Can you please help me for this problem?
Show that the map $x:M\rightarrow \mathbb{R}$, $\mathbb{R}$ has group structures under addition, is defined by $x\left( \left[ \begin{matrix} a& b\\ o& c\end{matrix} \right] \right)$ =$ \log \left( \dfrac {a} {c}\right) $ is a group homomorphism.
Also, is x surjective and what is ker(x)?
On
I'll assume that $M \subset \mathrm{GL}_2(\mathbb{R})$ , where all of the elements in $M$ are upper triangular matrices.
To show that $x$ is a homomorphism, we just need to show that it preserves the identity and the operations, i.e. $x\left( I \right)= 0$ and for any $a,b \in M$, $x(ab)=x(a)+x(b)$.
Alan Wang did a nice job showing the later, and it's clear that $x \left( \begin{pmatrix} 1& 0 \\ 0 & 1 \end{pmatrix} \right) = \log(1/1) = 0$, however, I disagree on his kernal.
$\ker(x)$ should be all the elements that get sent to 0, i.e. $$ \ker(x) = \Bigg \{ \begin{pmatrix} a & b \\ 0 & a \end{pmatrix} \mid a,b \in \mathbb{R} \Bigg \} $$
(since $\log \left(\dfrac{a}{a} \right)= 0$ ).
$x$ is also surjective, Alan did a great job showing that as well.
PS: I would have just added this as a comment to the previous answer, but it turns out I don't have enough reputation to do so :(
Edit: I had the kernal wrong
I assume that $M \subseteq GL(2,\Bbb{R}).$ \begin{align*} x\left( \begin{bmatrix} a& b\\ 0& c\end{bmatrix} \begin{bmatrix} p& q\\ 0& r\end{bmatrix}\right) &= x\left( \begin{bmatrix} ap& aq+br\\ 0& cr\end{bmatrix}\right)\\ &= \log \left( \dfrac {ap} {cr}\right) \\ &=\log\left(\frac{a}{c}\right)+\log\left(\frac{p}{r}\right)\\ &= x\left( \begin{bmatrix} a& b\\ 0& c\end{bmatrix}\right)+x\left( \begin{bmatrix} p& q\\ 0& r\end{bmatrix}\right) \end{align*}
Beware that the operation of $M$ is multiplication.
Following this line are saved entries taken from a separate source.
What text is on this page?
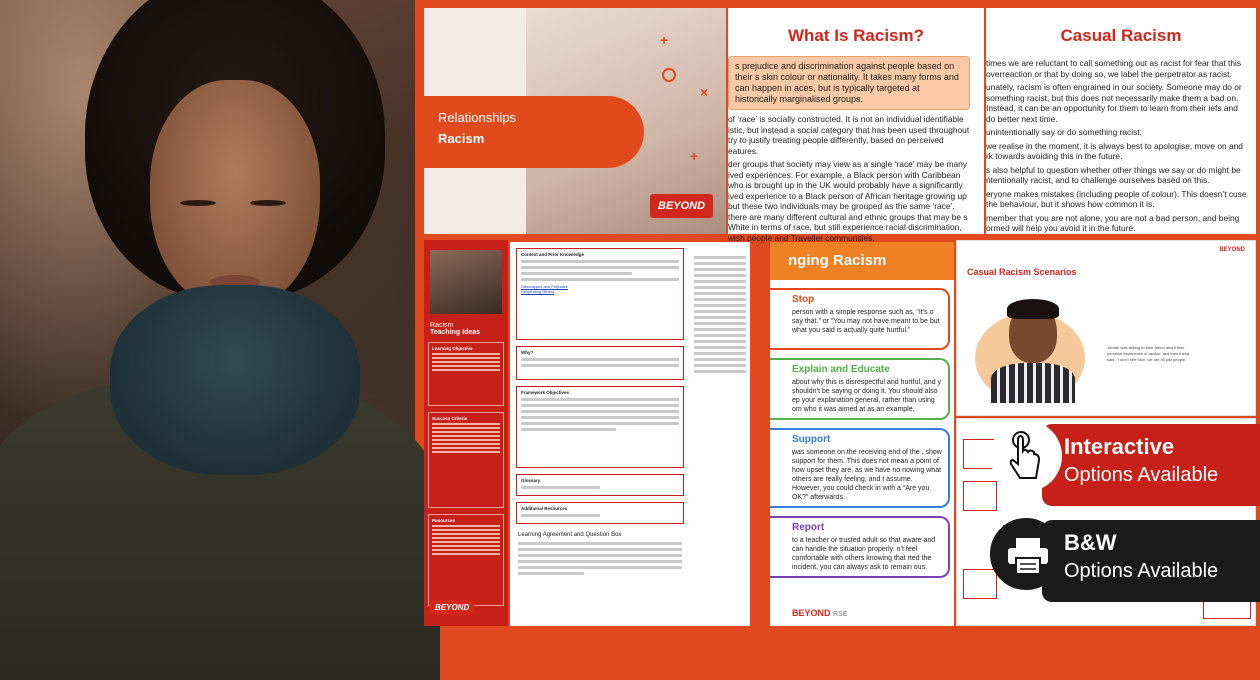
+
×
+
Relationships
Racism
BEYOND
What Is Racism?
s prejudice and discrimination against people based on their s skin colour or nationality. It takes many forms and can happen in aces, but is typically targeted at historically marginalised groups.

of ‘race’ is socially constructed. It is not an individual identifiable istic, but instead a social category that has been used throughout try to justify treating people differently, based on perceived eatures.

der groups that society may view as a single ‘race’ may be many ived experiences. For example, a Black person with Caribbean who is brought up in the UK would probably have a significantly ived experience to a Black person of African heritage growing up but these two individuals may be grouped as the same ‘race’. there are many different cultural and ethnic groups that may be s White in terms of race, but still experience racial discrimination, wish people and Traveller communities.

Casual Racism

times we are reluctant to call something out as racist for fear that this overreaction or that by doing so, we label the perpetrator as racist.

unately, racism is often engrained in our society. Someone may do or something racist, but this does not necessarily make them a bad on. Instead, it can be an opportunity for them to learn from their iefs and do better next time.

unintentionally say or do something racist:

we realise in the moment, it is always best to apologise, move on and rk towards avoiding this in the future.

s also helpful to question whether other things we say or do might be ntentionally racist, and to challenge ourselves based on this.

eryone makes mistakes (including people of colour). This doesn’t cuse the behaviour, but it shows how common it is.

member that you are not alone, you are not a bad person, and being ormed will help you avoid it in the future.

Racism
Teaching Ideas
Learning Objective
Success Criteria
Resources
BEYOND
Context and Prior Knowledge
Stereotypes and Prejudice
Respecting Others
Why?
Framework Objectives
Glossary
Additional Resources
Learning Agreement and Question Box
nging Racism
Stop
person with a simple response such as, “It’s o say that.” or “You may not have meant to be but what you said is actually quite hurtful.”
Explain and Educate
about why this is disrespectful and hurtful, and y shouldn’t be saying or doing it. You should also ep your explanation general, rather than using om who it was aimed at as an example.
Support
was someone on the receiving end of the , show support for them. This does not mean a point of how upset they are, as we have no nowing what others are really feeling, and t assume. However, you could check in with a “Are you OK?” afterwards.
Report
to a teacher or trusted adult so that aware and can handle the situation properly. n’t feel comfortable with others knowing that rted the incident, you can always ask to remain ous.
BEYOND RSE
BEYOND
Casual Racism Scenarios
Jordan was talking to their friend about their personal experience of racism, and their friend said, “I don’t see race, we are all just people.”
Interactive
Options Available
B&W
Options Available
The kernel of $x$ is $\left\{\begin{bmatrix} a& b\\ 0& c\end{bmatrix}\; \bigg|\;\log(a/c)=0 \right\}=\left\{\begin{bmatrix} a& b\\ 0& a\end{bmatrix}\; \bigg|\;a,b\in \Bbb{R},a\neq0\right\}$.
For $k\in \Bbb{R}$, $$x\left( \begin{bmatrix} e^k& 0\\ 0& 1\end{bmatrix} \right) =\log(e^k)=k$$ So the map is surjective.